Revenue from the Bank of Nova Scotia and the Bank of Montreal received some assistance from the economic reopening of Canada.
Banks on Tuesday reported third-quarter financial results, beating analysts’ earnings estimates for domestic personal and business loans and continued strength in the Canadian housing market. This helped offset slower rallies in lenders’ US and international businesses.
Canada’s vaccination campaign lags behind the United States for a few months, reviving activities such as restaurant dining and non-essential shopping across much of the country in June. Paul Gulberg, a Bloomberg intelligence analyst, said the strong domestic results of the band of Montreal and Scotiabank could reflect the “early shock” of the process from the initial stages of reopening.
“Canada is very polite,” he said in an interview. “It has moderate credit growth, and it’s not just about the mortgage business, it’s about consumer debt as well as business.”
Scotiabank’s Canadian business and personal banking segment grew 3.8% in business and government debt in the three months to July. Personal loans rose 0.7%. The domestic division of the Bank of Montreal reported a 1.9% increase in business loans in the second quarter and a 3.1% increase in consumer installments and other personal loans in the third quarter.
Two Toronto-based banks also made home loan gains as home prices continued to rise in Canada.

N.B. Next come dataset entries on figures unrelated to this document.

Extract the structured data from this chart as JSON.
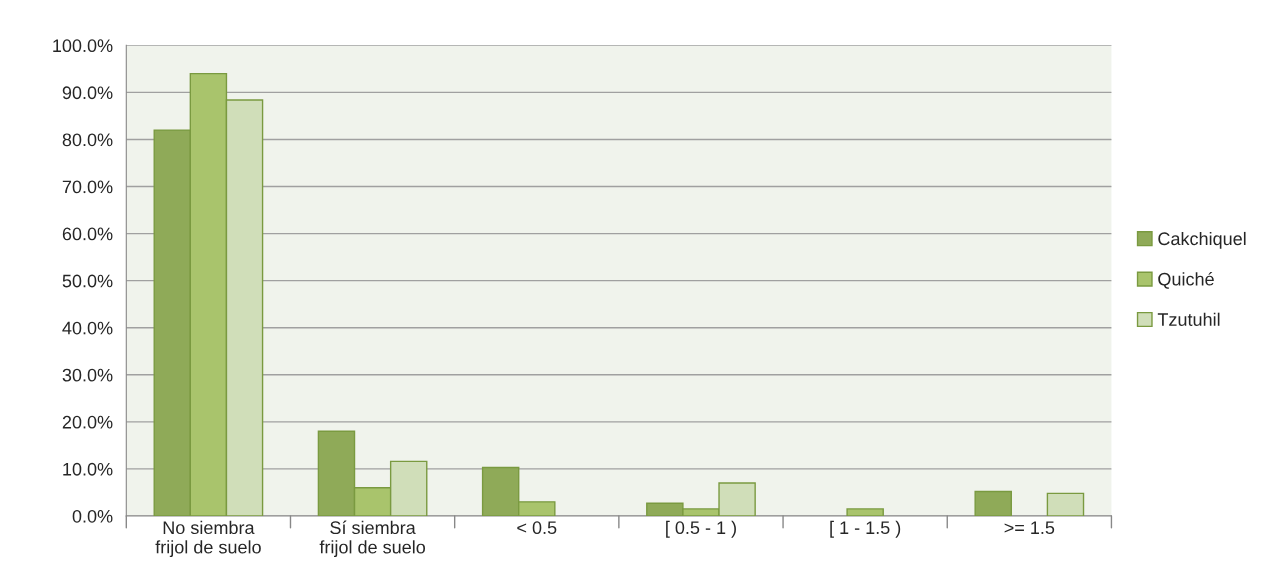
{
  "chart_data": {
    "type": "bar",
    "categories": [
      "No siembra\nfrijol de suelo",
      "Sí siembra\nfrijol de suelo",
      "< 0.5",
      "[ 0.5 - 1 )",
      "[ 1 - 1.5 )",
      ">= 1.5"
    ],
    "series": [
      {
        "name": "Cakchiquel",
        "color": "#8faa58",
        "values": [
          82.0,
          18.0,
          10.3,
          2.7,
          0,
          5.2
        ]
      },
      {
        "name": "Quiché",
        "color": "#a9c46c",
        "values": [
          94.0,
          6.0,
          3.0,
          1.5,
          1.5,
          0
        ]
      },
      {
        "name": "Tzutuhil",
        "color": "#d0deb9",
        "values": [
          88.4,
          11.6,
          0,
          7.0,
          0,
          4.8
        ]
      }
    ],
    "ylim": [
      0,
      100
    ],
    "yticks": [
      {
        "value": 0,
        "label": "0.0%"
      },
      {
        "value": 10,
        "label": "10.0%"
      },
      {
        "value": 20,
        "label": "20.0%"
      },
      {
        "value": 30,
        "label": "30.0%"
      },
      {
        "value": 40,
        "label": "40.0%"
      },
      {
        "value": 50,
        "label": "50.0%"
      },
      {
        "value": 60,
        "label": "60.0%"
      },
      {
        "value": 70,
        "label": "70.0%"
      },
      {
        "value": 80,
        "label": "80.0%"
      },
      {
        "value": 90,
        "label": "90.0%"
      },
      {
        "value": 100,
        "label": "100.0%"
      }
    ],
    "grid": "y",
    "legend": "right"
  }
}
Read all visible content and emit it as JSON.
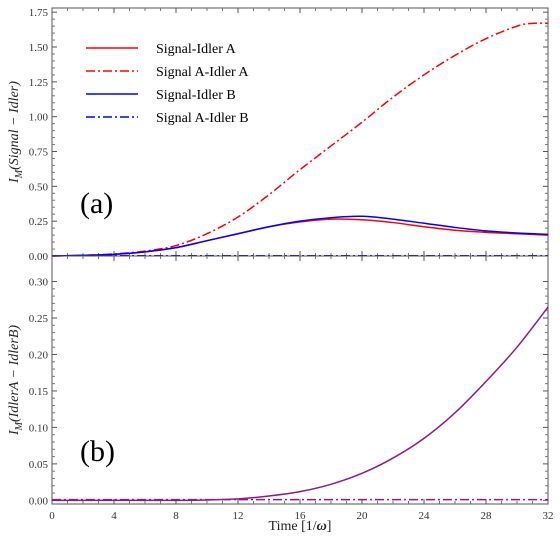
{
  "chart_data": [
    {
      "type": "line",
      "panel_label": "(a)",
      "ylabel": "I_M(Signal − Idler)",
      "ylabel_main": "I",
      "ylabel_sub": "M",
      "ylabel_rest": "(Signal − Idler)",
      "xlabel": "",
      "xlim": [
        0,
        32
      ],
      "ylim": [
        0,
        1.78
      ],
      "xticks": [
        0,
        4,
        8,
        12,
        16,
        20,
        24,
        28,
        32
      ],
      "yticks": [
        "0.00",
        "0.25",
        "0.50",
        "0.75",
        "1.00",
        "1.25",
        "1.50",
        "1.75"
      ],
      "legend_position": "top-left",
      "series": [
        {
          "name": "Signal-Idler A",
          "color": "#ff0000",
          "dash": "solid",
          "x": [
            0,
            2,
            4,
            6,
            8,
            10,
            12,
            14,
            16,
            18,
            20,
            22,
            24,
            26,
            28,
            30,
            32
          ],
          "y": [
            0,
            0.005,
            0.012,
            0.03,
            0.06,
            0.11,
            0.16,
            0.21,
            0.245,
            0.265,
            0.26,
            0.24,
            0.21,
            0.185,
            0.17,
            0.16,
            0.15
          ]
        },
        {
          "name": "Signal A-Idler A",
          "color": "#ff0000",
          "dash": "dashdot",
          "x": [
            0,
            2,
            4,
            6,
            8,
            10,
            12,
            14,
            16,
            18,
            20,
            22,
            24,
            26,
            28,
            30,
            31,
            32
          ],
          "y": [
            0,
            0.005,
            0.015,
            0.035,
            0.075,
            0.16,
            0.28,
            0.44,
            0.62,
            0.79,
            0.96,
            1.14,
            1.3,
            1.44,
            1.56,
            1.65,
            1.67,
            1.67
          ]
        },
        {
          "name": "Signal-Idler B",
          "color": "#0000ff",
          "dash": "solid",
          "x": [
            0,
            2,
            4,
            6,
            8,
            10,
            12,
            14,
            16,
            18,
            20,
            22,
            24,
            26,
            28,
            30,
            32
          ],
          "y": [
            0,
            0.005,
            0.012,
            0.03,
            0.06,
            0.11,
            0.16,
            0.21,
            0.25,
            0.275,
            0.285,
            0.265,
            0.235,
            0.205,
            0.18,
            0.165,
            0.155
          ]
        },
        {
          "name": "Signal A-Idler B",
          "color": "#0000ff",
          "dash": "dashdot",
          "x": [
            0,
            8,
            16,
            24,
            32
          ],
          "y": [
            0.002,
            0.002,
            0.002,
            0.002,
            0.002
          ]
        }
      ]
    },
    {
      "type": "line",
      "panel_label": "(b)",
      "ylabel": "I_M(IdlerA − IdlerB)",
      "ylabel_main": "I",
      "ylabel_sub": "M",
      "ylabel_rest": "(IdlerA − IdlerB)",
      "xlabel": "Time [1/ω]",
      "xlabel_text": "Time [1/",
      "xlabel_symbol": "ω",
      "xlabel_end": "]",
      "xlim": [
        0,
        32
      ],
      "ylim": [
        -0.005,
        0.335
      ],
      "xticks": [
        0,
        4,
        8,
        12,
        16,
        20,
        24,
        28,
        32
      ],
      "yticks": [
        "0.00",
        "0.05",
        "0.10",
        "0.15",
        "0.20",
        "0.25",
        "0.30"
      ],
      "series": [
        {
          "color": "#8b1a8b",
          "dash": "solid",
          "x": [
            0,
            4,
            8,
            10,
            12,
            14,
            16,
            18,
            20,
            22,
            24,
            26,
            28,
            30,
            32
          ],
          "y": [
            0,
            0,
            0,
            0.0005,
            0.002,
            0.006,
            0.012,
            0.022,
            0.037,
            0.058,
            0.085,
            0.12,
            0.163,
            0.21,
            0.265
          ]
        },
        {
          "color": "#8b1a8b",
          "dash": "dashdot",
          "x": [
            0,
            8,
            16,
            24,
            32
          ],
          "y": [
            0.001,
            0.001,
            0.001,
            0.001,
            0.001
          ]
        }
      ]
    }
  ]
}
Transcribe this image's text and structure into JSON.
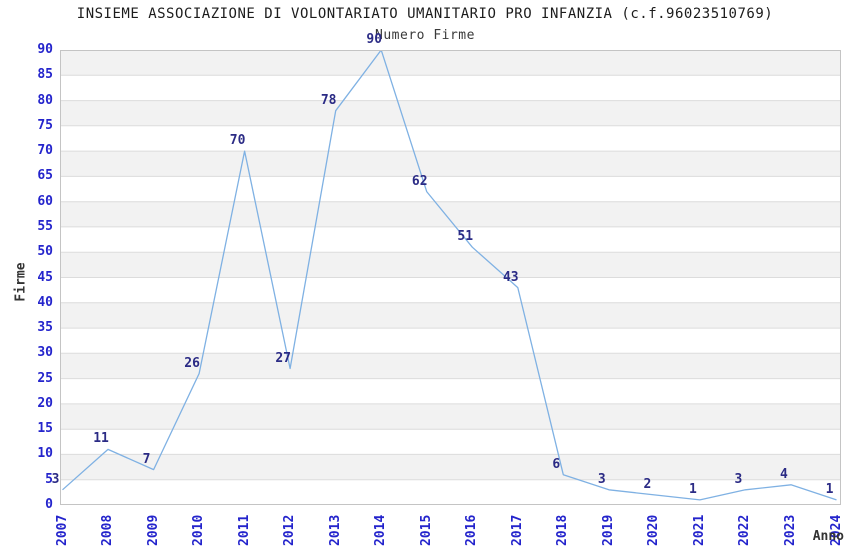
{
  "title": "INSIEME ASSOCIAZIONE DI VOLONTARIATO UMANITARIO PRO INFANZIA (c.f.96023510769)",
  "chart_data": {
    "type": "line",
    "title": "Numero Firme",
    "xlabel": "Anno",
    "ylabel": "Firme",
    "categories": [
      "2007",
      "2008",
      "2009",
      "2010",
      "2011",
      "2012",
      "2013",
      "2014",
      "2015",
      "2016",
      "2017",
      "2018",
      "2019",
      "2020",
      "2021",
      "2022",
      "2023",
      "2024"
    ],
    "values": [
      3,
      11,
      7,
      26,
      70,
      27,
      78,
      90,
      62,
      51,
      43,
      6,
      3,
      2,
      1,
      3,
      4,
      1
    ],
    "ylim": [
      0,
      90
    ],
    "ytick_step": 5,
    "grid": true,
    "legend": "none",
    "point_labels_shown": true,
    "colors": {
      "line": "#7fb1e3",
      "point_label": "#2b2b85",
      "tick_label": "#2424cc",
      "band": "#f2f2f2",
      "gridline": "#dcdcdc",
      "frame": "#c4c4c4",
      "title": "#1c1c1c",
      "axis_title": "#333333"
    }
  }
}
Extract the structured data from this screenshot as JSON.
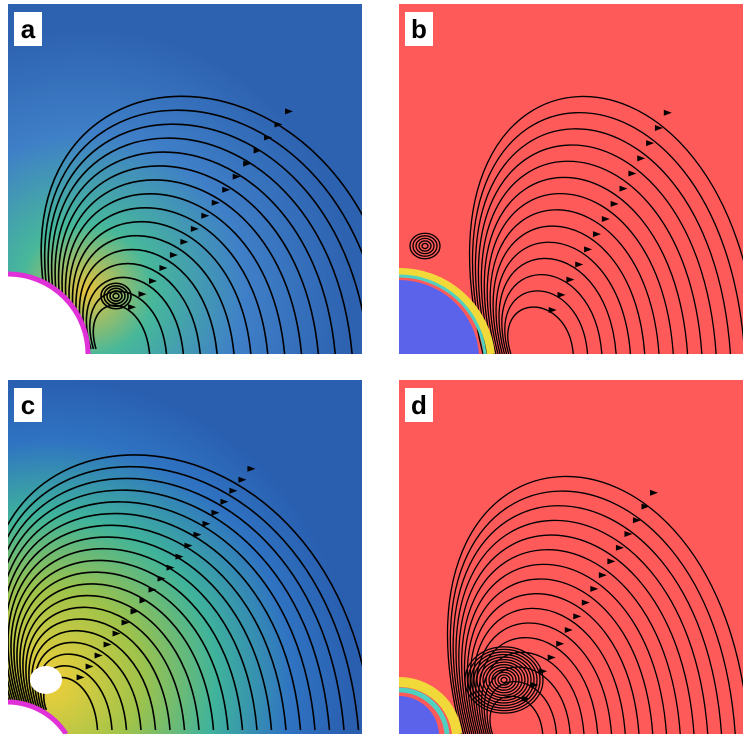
{
  "panels": [
    {
      "id": "a",
      "label": "a",
      "kind": "experiment",
      "colors": {
        "field": "#3f7fc8",
        "glow": "#e8c23a",
        "accent": "#47b89a",
        "obstacle": "#ffffff",
        "boundary": "#e030d8"
      }
    },
    {
      "id": "b",
      "label": "b",
      "kind": "simulation",
      "colors": {
        "field": "#ff5a5a",
        "obstacle": "#5a63ea",
        "boundary": "#f2d93a"
      }
    },
    {
      "id": "c",
      "label": "c",
      "kind": "experiment",
      "colors": {
        "field": "#2f73c2",
        "glow": "#f0cf3a",
        "accent": "#3fb39b",
        "obstacle": "#ffffff",
        "boundary": "#e030d8"
      }
    },
    {
      "id": "d",
      "label": "d",
      "kind": "simulation",
      "colors": {
        "field": "#ff5a5a",
        "obstacle": "#5a63ea",
        "boundary": "#f2d93a"
      }
    }
  ],
  "streamline_color": "#000000"
}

Bank of Montreal’s national mortgage book grew 2.8% compared to the second quarter, while Scodiabank’s increased 3.6%.
The reopening of both lenders allowed banks to retreat from the most cautious stance taken by banks at the outset of the epidemic on the potential for debt loss.
Bank of Montreal begins to release capital reserves created to protect against default waves triggered by the epidemic, which reports C $ 70 million (US $ 55 million) in recovery for arrangements for potential debt losses. The company had a balance of C $ 60 million in the second fiscal quarter. Cdn had $ 380 million in Scotiabank debt loss arrangements, down from Cdn $ 496 million in the previous three months.
Low arrangements and resilience in lending helped the two banks beat analysts’ estimates for the quarter. Scotiabank’s profit, excluding some items, was $ 2.01 Cdn per share. Analysts expected Cdn $ 1.90. For the Bank of Montreal, adjusted earnings were Cdn $ 3.44, compared to analyst estimates of Cdn $ 2.94.
Shares of Bank of Montreal were up 1.1% at Cdn $ 130.18 in Toronto at 9:39 am, while Scodia Bank was up 0.2% at Cdn $ 80.37.
Meanwhile, the decisions of banks outside Canada did not show the same strength of their national units.
Scotiabank’s international unit made a profit of C $ 564 million when it focused on Latin America, with that resilience due to a C $ 939 million reduction in debt loss provisions compared to the previous year. Moreover, although the Bank of Montreal’s personal and business segment revenue more than doubled to Cdn $ 553 million, business and personal loans fell compared to the previous year.